Design & Culture
Le Sénat de Coruscant dans la saison 2 d’Andor n’est pas un décor de synthèse. C’est Valence — la Cité des Arts et des Sciences de Santiago Calatrava. Et cette confusion dit quelque chose d’essentiel sur l’architecture.
La saison 2 d’Andor vient de sortir. Et l’une de ses surprises visuelles est là, discrète pour qui ne sait pas regarder : le Sénat de Coruscant — ce lieu de pouvoir froid et vertigineux — n’est pas une maquette numérique. C’est un vrai lieu. Valence. La Cité des Arts et des Sciences, imaginée par Santiago Calatrava dans les années 90.
Un décor ? Non. Une vision.
Calatrava n’a pas seulement dessiné des bâtiments spectaculaires. Il a sculpté des formes qui, trente ans plus tard, semblent toujours venues du futur. Des arches tendues comme des ailes. Des perspectives symétriques, à la Stanley Kubrick. Des jeux d’ombre et de lumière précis comme des partitions.

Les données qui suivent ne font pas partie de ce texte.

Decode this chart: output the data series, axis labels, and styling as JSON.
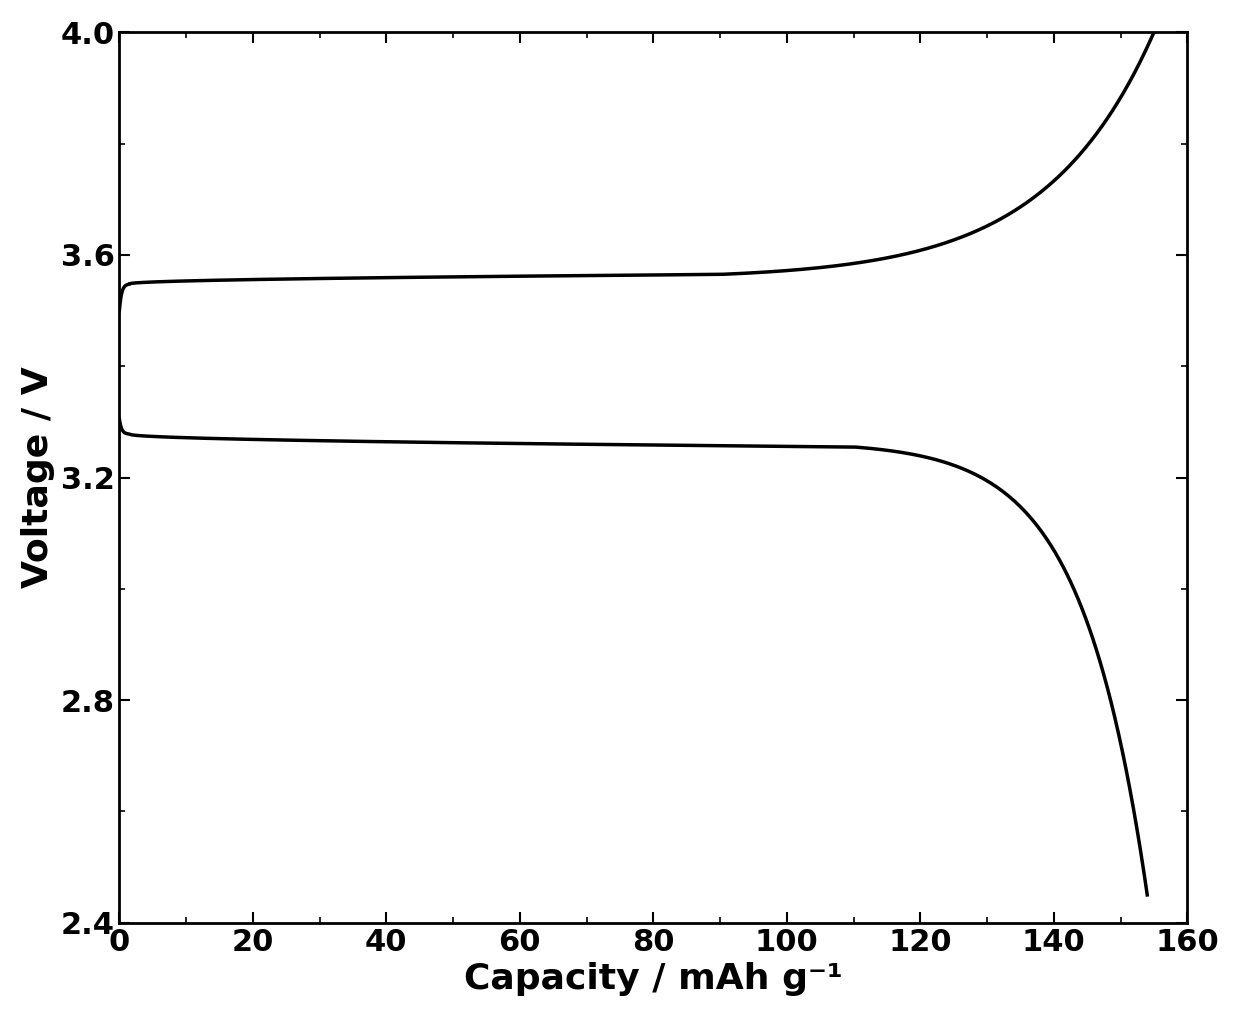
{
  "title": "",
  "xlabel": "Capacity / mAh g⁻¹",
  "ylabel": "Voltage / V",
  "xlim": [
    0,
    160
  ],
  "ylim": [
    2.4,
    4.0
  ],
  "xticks": [
    0,
    20,
    40,
    60,
    80,
    100,
    120,
    140,
    160
  ],
  "yticks": [
    2.4,
    2.8,
    3.2,
    3.6,
    4.0
  ],
  "line_color": "#000000",
  "line_width": 2.5,
  "background_color": "#ffffff"
}
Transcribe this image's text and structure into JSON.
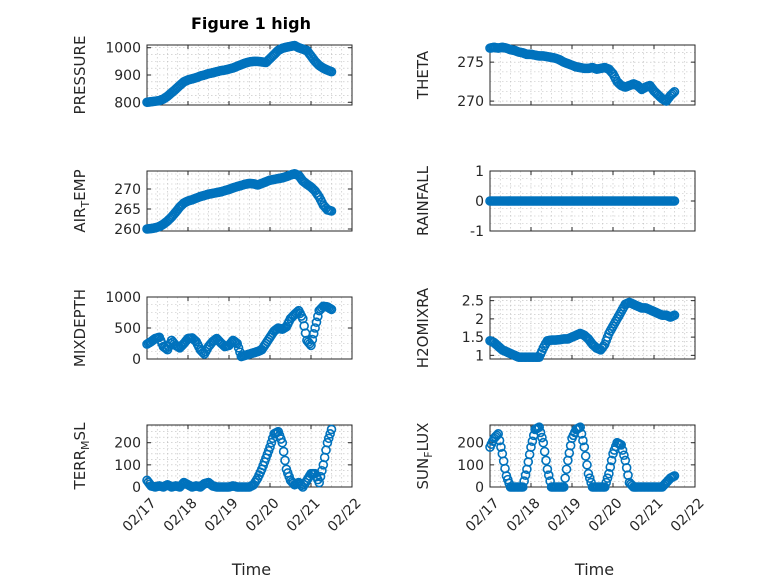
{
  "figure": {
    "title": "Figure 1 high",
    "marker_color": "#0072BD"
  },
  "chart_data": [
    {
      "type": "scatter",
      "name": "pressure-panel",
      "title": "Figure 1 high",
      "ylabel_parts": [
        "PRESSURE"
      ],
      "ylim": [
        790,
        1010
      ],
      "yticks": [
        800,
        900,
        1000
      ],
      "ytick_labels": [
        "800",
        "900",
        "1000"
      ],
      "xlim": [
        0,
        5
      ],
      "xticks": [
        0,
        1,
        2,
        3,
        4,
        5
      ],
      "xtick_labels": [],
      "xlabel": "",
      "x": [
        0.0,
        0.1,
        0.2,
        0.3,
        0.4,
        0.5,
        0.6,
        0.7,
        0.8,
        0.9,
        1.0,
        1.1,
        1.2,
        1.3,
        1.4,
        1.5,
        1.6,
        1.7,
        1.8,
        1.9,
        2.0,
        2.1,
        2.2,
        2.3,
        2.4,
        2.5,
        2.6,
        2.7,
        2.8,
        2.9,
        3.0,
        3.1,
        3.2,
        3.3,
        3.4,
        3.5,
        3.6,
        3.7,
        3.8,
        3.9,
        4.0,
        4.1,
        4.2,
        4.3,
        4.4,
        4.5
      ],
      "values": [
        800,
        802,
        804,
        806,
        812,
        822,
        835,
        848,
        862,
        875,
        882,
        886,
        890,
        896,
        900,
        905,
        908,
        912,
        916,
        918,
        922,
        926,
        932,
        938,
        944,
        948,
        950,
        950,
        948,
        946,
        960,
        975,
        990,
        998,
        1002,
        1005,
        1008,
        1000,
        995,
        990,
        970,
        950,
        935,
        925,
        918,
        912
      ]
    },
    {
      "type": "scatter",
      "name": "theta-panel",
      "ylabel_parts": [
        "THETA"
      ],
      "ylim": [
        269.5,
        277.2
      ],
      "yticks": [
        270,
        275
      ],
      "ytick_labels": [
        "270",
        "275"
      ],
      "xlim": [
        0,
        5
      ],
      "xticks": [
        0,
        1,
        2,
        3,
        4,
        5
      ],
      "xtick_labels": [],
      "xlabel": "",
      "x": [
        0.0,
        0.1,
        0.2,
        0.3,
        0.4,
        0.5,
        0.6,
        0.7,
        0.8,
        0.9,
        1.0,
        1.1,
        1.2,
        1.3,
        1.4,
        1.5,
        1.6,
        1.7,
        1.8,
        1.9,
        2.0,
        2.1,
        2.2,
        2.3,
        2.4,
        2.5,
        2.6,
        2.7,
        2.8,
        2.9,
        3.0,
        3.1,
        3.2,
        3.3,
        3.4,
        3.5,
        3.6,
        3.7,
        3.8,
        3.9,
        4.0,
        4.1,
        4.2,
        4.3,
        4.4,
        4.5
      ],
      "values": [
        276.8,
        276.9,
        276.8,
        276.9,
        276.8,
        276.6,
        276.5,
        276.3,
        276.2,
        276.0,
        276.0,
        275.9,
        275.8,
        275.8,
        275.7,
        275.6,
        275.5,
        275.3,
        275.0,
        274.8,
        274.6,
        274.4,
        274.3,
        274.2,
        274.2,
        274.3,
        274.1,
        274.2,
        274.3,
        274.1,
        273.5,
        272.5,
        272.0,
        271.8,
        272.0,
        272.2,
        272.0,
        271.5,
        271.8,
        272.0,
        271.3,
        270.8,
        270.3,
        270.0,
        270.7,
        271.2
      ]
    },
    {
      "type": "scatter",
      "name": "air-temp-panel",
      "ylabel_parts": [
        "AIR",
        "T",
        "EMP"
      ],
      "ylim": [
        259.5,
        274.5
      ],
      "yticks": [
        260,
        265,
        270
      ],
      "ytick_labels": [
        "260",
        "265",
        "270"
      ],
      "xlim": [
        0,
        5
      ],
      "xticks": [
        0,
        1,
        2,
        3,
        4,
        5
      ],
      "xtick_labels": [],
      "xlabel": "",
      "x": [
        0.0,
        0.1,
        0.2,
        0.3,
        0.4,
        0.5,
        0.6,
        0.7,
        0.8,
        0.9,
        1.0,
        1.1,
        1.2,
        1.3,
        1.4,
        1.5,
        1.6,
        1.7,
        1.8,
        1.9,
        2.0,
        2.1,
        2.2,
        2.3,
        2.4,
        2.5,
        2.6,
        2.7,
        2.8,
        2.9,
        3.0,
        3.1,
        3.2,
        3.3,
        3.4,
        3.5,
        3.6,
        3.7,
        3.8,
        3.9,
        4.0,
        4.1,
        4.2,
        4.3,
        4.4,
        4.5
      ],
      "values": [
        260.0,
        260.1,
        260.3,
        260.6,
        261.2,
        262.0,
        263.0,
        264.2,
        265.5,
        266.5,
        267.0,
        267.3,
        267.7,
        268.1,
        268.4,
        268.7,
        268.9,
        269.1,
        269.3,
        269.6,
        269.9,
        270.3,
        270.6,
        270.9,
        271.2,
        271.4,
        271.3,
        271.0,
        271.4,
        271.8,
        272.2,
        272.4,
        272.6,
        272.8,
        273.1,
        273.5,
        273.8,
        273.4,
        272.0,
        271.2,
        270.5,
        269.5,
        268.0,
        266.0,
        264.8,
        264.5
      ]
    },
    {
      "type": "scatter",
      "name": "rainfall-panel",
      "ylabel_parts": [
        "RAINFALL"
      ],
      "ylim": [
        -1,
        1
      ],
      "yticks": [
        -1,
        0,
        1
      ],
      "ytick_labels": [
        "-1",
        "0",
        "1"
      ],
      "xlim": [
        0,
        5
      ],
      "xticks": [
        0,
        1,
        2,
        3,
        4,
        5
      ],
      "xtick_labels": [],
      "xlabel": "",
      "x": [
        0.0,
        0.1,
        0.2,
        0.3,
        0.4,
        0.5,
        0.6,
        0.7,
        0.8,
        0.9,
        1.0,
        1.1,
        1.2,
        1.3,
        1.4,
        1.5,
        1.6,
        1.7,
        1.8,
        1.9,
        2.0,
        2.1,
        2.2,
        2.3,
        2.4,
        2.5,
        2.6,
        2.7,
        2.8,
        2.9,
        3.0,
        3.1,
        3.2,
        3.3,
        3.4,
        3.5,
        3.6,
        3.7,
        3.8,
        3.9,
        4.0,
        4.1,
        4.2,
        4.3,
        4.4,
        4.5
      ],
      "values": [
        0,
        0,
        0,
        0,
        0,
        0,
        0,
        0,
        0,
        0,
        0,
        0,
        0,
        0,
        0,
        0,
        0,
        0,
        0,
        0,
        0,
        0,
        0,
        0,
        0,
        0,
        0,
        0,
        0,
        0,
        0,
        0,
        0,
        0,
        0,
        0,
        0,
        0,
        0,
        0,
        0,
        0,
        0,
        0,
        0,
        0
      ]
    },
    {
      "type": "scatter",
      "name": "mixdepth-panel",
      "ylabel_parts": [
        "MIXDEPTH"
      ],
      "ylim": [
        0,
        1000
      ],
      "yticks": [
        0,
        500,
        1000
      ],
      "ytick_labels": [
        "0",
        "500",
        "1000"
      ],
      "xlim": [
        0,
        5
      ],
      "xticks": [
        0,
        1,
        2,
        3,
        4,
        5
      ],
      "xtick_labels": [],
      "xlabel": "",
      "x": [
        0.0,
        0.1,
        0.2,
        0.3,
        0.4,
        0.5,
        0.6,
        0.7,
        0.8,
        0.9,
        1.0,
        1.1,
        1.2,
        1.3,
        1.4,
        1.5,
        1.6,
        1.7,
        1.8,
        1.9,
        2.0,
        2.1,
        2.2,
        2.3,
        2.4,
        2.5,
        2.6,
        2.7,
        2.8,
        2.9,
        3.0,
        3.1,
        3.2,
        3.3,
        3.4,
        3.5,
        3.6,
        3.7,
        3.8,
        3.9,
        4.0,
        4.1,
        4.2,
        4.3,
        4.4,
        4.5
      ],
      "values": [
        240,
        280,
        330,
        350,
        200,
        150,
        300,
        220,
        180,
        250,
        330,
        340,
        280,
        150,
        80,
        200,
        280,
        330,
        260,
        200,
        220,
        300,
        250,
        40,
        60,
        80,
        100,
        120,
        150,
        250,
        350,
        450,
        500,
        480,
        520,
        650,
        720,
        780,
        650,
        300,
        220,
        500,
        780,
        850,
        840,
        800
      ]
    },
    {
      "type": "scatter",
      "name": "h2omixra-panel",
      "ylabel_parts": [
        "H2OMIXRA"
      ],
      "ylim": [
        0.9,
        2.6
      ],
      "yticks": [
        1,
        1.5,
        2,
        2.5
      ],
      "ytick_labels": [
        "1",
        "1.5",
        "2",
        "2.5"
      ],
      "xlim": [
        0,
        5
      ],
      "xticks": [
        0,
        1,
        2,
        3,
        4,
        5
      ],
      "xtick_labels": [],
      "xlabel": "",
      "x": [
        0.0,
        0.1,
        0.2,
        0.3,
        0.4,
        0.5,
        0.6,
        0.7,
        0.8,
        0.9,
        1.0,
        1.1,
        1.2,
        1.3,
        1.4,
        1.5,
        1.6,
        1.7,
        1.8,
        1.9,
        2.0,
        2.1,
        2.2,
        2.3,
        2.4,
        2.5,
        2.6,
        2.7,
        2.8,
        2.9,
        3.0,
        3.1,
        3.2,
        3.3,
        3.4,
        3.5,
        3.6,
        3.7,
        3.8,
        3.9,
        4.0,
        4.1,
        4.2,
        4.3,
        4.4,
        4.5
      ],
      "values": [
        1.4,
        1.35,
        1.25,
        1.15,
        1.1,
        1.05,
        1.0,
        0.95,
        0.95,
        0.95,
        0.95,
        0.95,
        0.95,
        1.2,
        1.4,
        1.42,
        1.42,
        1.43,
        1.45,
        1.45,
        1.5,
        1.55,
        1.6,
        1.55,
        1.45,
        1.3,
        1.2,
        1.15,
        1.3,
        1.6,
        1.8,
        2.0,
        2.2,
        2.4,
        2.45,
        2.4,
        2.35,
        2.3,
        2.3,
        2.25,
        2.2,
        2.15,
        2.1,
        2.1,
        2.05,
        2.1
      ]
    },
    {
      "type": "scatter",
      "name": "terrmsl-panel",
      "ylabel_parts": [
        "TERR",
        "M",
        "SL"
      ],
      "ylim": [
        0,
        280
      ],
      "yticks": [
        0,
        100,
        200
      ],
      "ytick_labels": [
        "0",
        "100",
        "200"
      ],
      "xlim": [
        0,
        5
      ],
      "xticks": [
        0,
        1,
        2,
        3,
        4,
        5
      ],
      "xtick_labels": [
        "02/17",
        "02/18",
        "02/19",
        "02/20",
        "02/21",
        "02/22"
      ],
      "xlabel": "Time",
      "x": [
        0.0,
        0.1,
        0.2,
        0.3,
        0.4,
        0.5,
        0.6,
        0.7,
        0.8,
        0.9,
        1.0,
        1.1,
        1.2,
        1.3,
        1.4,
        1.5,
        1.6,
        1.7,
        1.8,
        1.9,
        2.0,
        2.1,
        2.2,
        2.3,
        2.4,
        2.5,
        2.6,
        2.7,
        2.8,
        2.9,
        3.0,
        3.1,
        3.2,
        3.3,
        3.4,
        3.5,
        3.6,
        3.7,
        3.8,
        3.9,
        4.0,
        4.1,
        4.2,
        4.3,
        4.4,
        4.5
      ],
      "values": [
        30,
        5,
        0,
        5,
        0,
        10,
        0,
        5,
        0,
        20,
        10,
        0,
        5,
        0,
        15,
        20,
        5,
        0,
        0,
        0,
        0,
        5,
        0,
        0,
        0,
        0,
        10,
        40,
        80,
        130,
        180,
        240,
        250,
        200,
        80,
        30,
        10,
        20,
        0,
        30,
        60,
        60,
        20,
        100,
        200,
        260
      ]
    },
    {
      "type": "scatter",
      "name": "sunflux-panel",
      "ylabel_parts": [
        "SUN",
        "F",
        "LUX"
      ],
      "ylim": [
        0,
        280
      ],
      "yticks": [
        0,
        100,
        200
      ],
      "ytick_labels": [
        "0",
        "100",
        "200"
      ],
      "xlim": [
        0,
        5
      ],
      "xticks": [
        0,
        1,
        2,
        3,
        4,
        5
      ],
      "xtick_labels": [
        "02/17",
        "02/18",
        "02/19",
        "02/20",
        "02/21",
        "02/22"
      ],
      "xlabel": "Time",
      "x": [
        0.0,
        0.1,
        0.2,
        0.3,
        0.4,
        0.5,
        0.6,
        0.7,
        0.8,
        0.9,
        1.0,
        1.1,
        1.2,
        1.3,
        1.4,
        1.5,
        1.6,
        1.7,
        1.8,
        1.9,
        2.0,
        2.1,
        2.2,
        2.3,
        2.4,
        2.5,
        2.6,
        2.7,
        2.8,
        2.9,
        3.0,
        3.1,
        3.2,
        3.3,
        3.4,
        3.5,
        3.6,
        3.7,
        3.8,
        3.9,
        4.0,
        4.1,
        4.2,
        4.3,
        4.4,
        4.5
      ],
      "values": [
        180,
        220,
        240,
        150,
        50,
        0,
        0,
        0,
        0,
        80,
        180,
        260,
        270,
        200,
        80,
        0,
        0,
        0,
        0,
        120,
        220,
        260,
        270,
        180,
        60,
        0,
        0,
        0,
        0,
        60,
        150,
        200,
        190,
        120,
        20,
        0,
        0,
        0,
        0,
        0,
        0,
        0,
        0,
        20,
        40,
        50
      ]
    }
  ]
}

Le cinéma ne s’y trompe pas. Quand il veut filmer l’hyper-modernité — ou la politique dans ce qu’elle a de plus froid et de plus sublime — il vient chercher l’organique. La tension. Le silence des grands gestes.
Calatrava, c’est l’ingénieur qui parle comme un poète. Chaque courbe naît d’une contrainte. Chaque envolée s’appuie sur un calcul.
C’est un opéra de béton, de verre et de métal. Mais surtout, c’est un imaginaire. Quand la caméra glisse sur ses volumes, elle capte plus qu’un lieu. Elle capte une idée de la civilisation. Un futur sans gadget. Un futur sculpté.
Étudiant, j’ai eu mes premières émotions d’architecture avec la Fallingwater de Wright. Mais juste après, il y a eu Calatrava. Comme si le futur pouvait être beau, courbe, sensible.
Aujourd’hui, je sais que l’organique ne suffit pas. Que l’architecture ne peut pas être qu’un écrin. Mais pour un décor de science-fiction politique dans une galaxie lointaine, très lointaine — quel décor.